Approach: Formal one-sided z-test for a proportion.
Formal Solution:
Hypotheses: - $H_0$: $p = 0.2$ (person is guessing randomly) - $H_a$: $p > 0.2$ (person can distinguish colors better than chance)
Test statistic:
Under $H_0$, $X \sim \text{Binomial}(100, 0.2)$. Using the normal approximation:
$\mu_0 = np_0 = 100 \times 0.2 = 20$
$\sigma_0 = \sqrt{np_0(1-p_0)} = \sqrt{100 \times 0.2 \times 0.8} = \sqrt{16} = 4$
$z = \frac{X - \mu_0}{\sigma_0} = \frac{40 - 20}{4} = 5.0$
P-value:
$\text{p-value} = P(Z \geq 5.0) \approx 2.87 \times 10^{-7}$
This is far below any conventional significance level.
Decision: Since $\text{p-value} \ll \alpha = 0.05$ (and indeed $\ll 0.001$), we reject $H_0$.
Answer: The test statistic is $z = 5.0$ with a p-value of approximately $3 \times 10^{-7}$. We strongly reject the null hypothesis at $\alpha = 0.05$. The data provides overwhelming evidence that the person can identify M&M colors at a rate significantly better than random guessing. Their observed success rate of 40% is 5 standard deviations above the 20% null expectation.
Intuition
This problem is a warm-up for the kind of statistical thinking that comes up constantly in quant work. You observe a signal (40% success rate) and need to decide whether it is real or noise. The framework is always the same: compute the expected value under the null, compute the standard deviation under the null, and see how many sigmas the observation is from the null. Five sigma is absurdly significant -- in practice, if you see something this extreme, your first instinct should actually be to question the experimental setup, not celebrate the result.

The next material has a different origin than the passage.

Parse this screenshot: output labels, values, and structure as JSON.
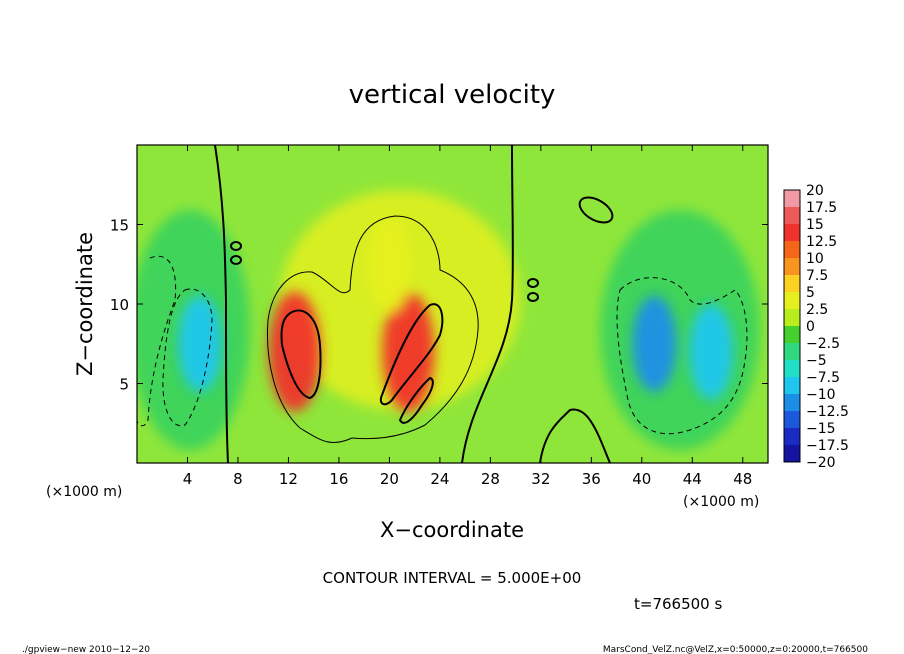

In trading, this same logic applies to evaluating strategy performance. If a backtest shows a Sharpe ratio of 5 over a year of daily data, you should not conclude that you have found alpha -- you should conclude that there is probably a bug in your backtest. Extreme significance is often a sign of data leakage, overfitting, or a flawed null hypothesis, not of genuine predictive power.